Allgemeine Erklärung
Mit Tempera werden Farben bezeichnet, deren Pigmente mit einem Bindemittel aus einer Wasser-Öl Emulsion gebunden werden. Als wässrigen Anteil der Emulsion enthalten Temperafarben auch Leime. Aus Marketinggründen bezeichnen Farbhersteller heute jedoch auch leimgebundene Farben ohne Ölanteil als „Tempera“, die korrekte Bezeichnung für diese Farben wäre jedoch "Gouache", von italienisch quazzo, "Wasserpfütze". Echte Temperafarben sind als fertige Tubefarben selten im Handel, da sie sehr leicht verderben und nur unter starkem Einsatz von Konservierungsmitteln begrenzt haltbar gemacht werden können. (Das gilt besonders für Kaseintempera) Im Normalfall stellt man sich deshalb die Farben aus Pigmenten und der Emulsion selbst her.
Temperaarten

Tempera wird nach der Art des wässrigen Emulsionsanteils unterschieden in z.B. Kasein-, Ei-, Stärke- oder (Wachs-) Seifentempera.
In der Kunst wird und wurde überwiegend die Ei- bzw. Kaseintempera benutzt.
Als ölige Phase kommen trocknende Öle (Lein-, Walnuss- und Sonnenblumenöl), deren Standöle, die aus diesen hergestellten Lacke, Alkydharzlösungen, Harzlösungen, Terpentine und Wachs zum Einsatz.
Weitere Zuschlagstoffe, die allerdings wegen ihrer maltechnischen Eigenschaften hoch umstritten sind, sind z.B. Honig und Seife, um die Emulgierbarkeit zu erhöhen.
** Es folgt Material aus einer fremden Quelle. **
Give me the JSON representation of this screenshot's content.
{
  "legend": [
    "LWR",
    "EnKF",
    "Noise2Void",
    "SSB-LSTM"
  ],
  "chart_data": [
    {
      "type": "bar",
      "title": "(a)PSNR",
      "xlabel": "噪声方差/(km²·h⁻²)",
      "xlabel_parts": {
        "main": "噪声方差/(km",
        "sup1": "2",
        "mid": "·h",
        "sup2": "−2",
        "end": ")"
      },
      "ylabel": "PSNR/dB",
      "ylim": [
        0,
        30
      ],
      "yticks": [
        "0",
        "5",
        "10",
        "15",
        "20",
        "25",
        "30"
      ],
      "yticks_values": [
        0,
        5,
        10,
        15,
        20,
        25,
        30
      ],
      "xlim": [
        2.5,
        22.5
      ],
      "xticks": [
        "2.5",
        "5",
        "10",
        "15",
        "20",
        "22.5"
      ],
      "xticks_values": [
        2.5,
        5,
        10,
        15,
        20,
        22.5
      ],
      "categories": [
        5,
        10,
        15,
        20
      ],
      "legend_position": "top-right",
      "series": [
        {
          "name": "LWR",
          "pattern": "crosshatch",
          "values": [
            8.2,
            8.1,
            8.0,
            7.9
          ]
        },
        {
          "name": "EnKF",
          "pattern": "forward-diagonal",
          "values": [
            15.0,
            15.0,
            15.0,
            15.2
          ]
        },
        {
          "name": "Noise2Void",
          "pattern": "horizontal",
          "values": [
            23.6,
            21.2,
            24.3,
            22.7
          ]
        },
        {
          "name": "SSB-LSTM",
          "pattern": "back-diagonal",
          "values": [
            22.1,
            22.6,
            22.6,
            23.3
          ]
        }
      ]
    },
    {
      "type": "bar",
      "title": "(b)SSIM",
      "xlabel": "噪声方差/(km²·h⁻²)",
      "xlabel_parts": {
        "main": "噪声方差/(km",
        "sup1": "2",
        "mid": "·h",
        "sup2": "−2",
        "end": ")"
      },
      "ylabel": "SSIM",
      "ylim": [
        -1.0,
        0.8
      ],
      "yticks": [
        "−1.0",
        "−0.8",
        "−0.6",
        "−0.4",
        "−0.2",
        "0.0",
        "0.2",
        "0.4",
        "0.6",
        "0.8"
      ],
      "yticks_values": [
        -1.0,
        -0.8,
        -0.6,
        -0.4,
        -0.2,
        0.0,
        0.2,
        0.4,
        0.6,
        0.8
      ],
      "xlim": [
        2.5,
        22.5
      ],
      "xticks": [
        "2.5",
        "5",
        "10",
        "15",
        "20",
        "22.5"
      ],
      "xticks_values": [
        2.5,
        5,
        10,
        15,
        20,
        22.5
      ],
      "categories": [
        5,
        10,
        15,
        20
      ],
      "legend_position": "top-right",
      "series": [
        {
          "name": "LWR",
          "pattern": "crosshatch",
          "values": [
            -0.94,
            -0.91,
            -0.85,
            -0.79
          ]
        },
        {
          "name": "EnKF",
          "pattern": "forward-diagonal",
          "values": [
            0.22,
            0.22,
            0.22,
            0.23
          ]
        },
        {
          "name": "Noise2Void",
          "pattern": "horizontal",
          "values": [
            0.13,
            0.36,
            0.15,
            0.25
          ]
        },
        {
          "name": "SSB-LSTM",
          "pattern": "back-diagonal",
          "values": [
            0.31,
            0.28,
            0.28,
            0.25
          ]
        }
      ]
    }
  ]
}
Eine grundsätzliche Unterscheidung ist die zwischen „fetter“ und „magerer“ Tempera. Alle Temperaarten können entweder „fett“ oder „mager“ angerieben werden.
Bei fetter Tempera überwiegt Öl in der Bindemittelemulsion, das heißt, winzige wässrige Leimkügelchen schwimmen im Öl. Bei der mageren Tempera schwimmen Ölkügelchen in wässrigen Leim.
Nach dem Verdunsten des Wassers der Emulsion bleibt bei „fetter“ Tempera ein Ölfilm mit Löchern an den Stellen zurück, an denen das Wasser war. Bei magerer Tempera verbleiben kleine Ölkügelchen auf dem Bildträger.
Malmittel für fette Tempera ist deshalb auch Öl, für magere Tempera Wasser.

Temperafarben „trocknen“ im Vergleich zu Ölfarben relativ rasch. Trocknen in Anführungszeichen, weil die Farben zwar nach dem Verdunsten des Wassers z.T. wieder überarbeitet werden können, aber wie Ölfarben erst abbinden müssen. Das nach dem Verdunsten des Wassers zurückgebliebene Öl muss oxidieren, um die Pigmente binden zu können. Das geschieht schneller als bei Ölfarben, da die Oberfläche des „Ölnetzes“ bzw. der Ölkügelchen größer ist als bei dem geschlossenen Ölfilm der Ölfarben.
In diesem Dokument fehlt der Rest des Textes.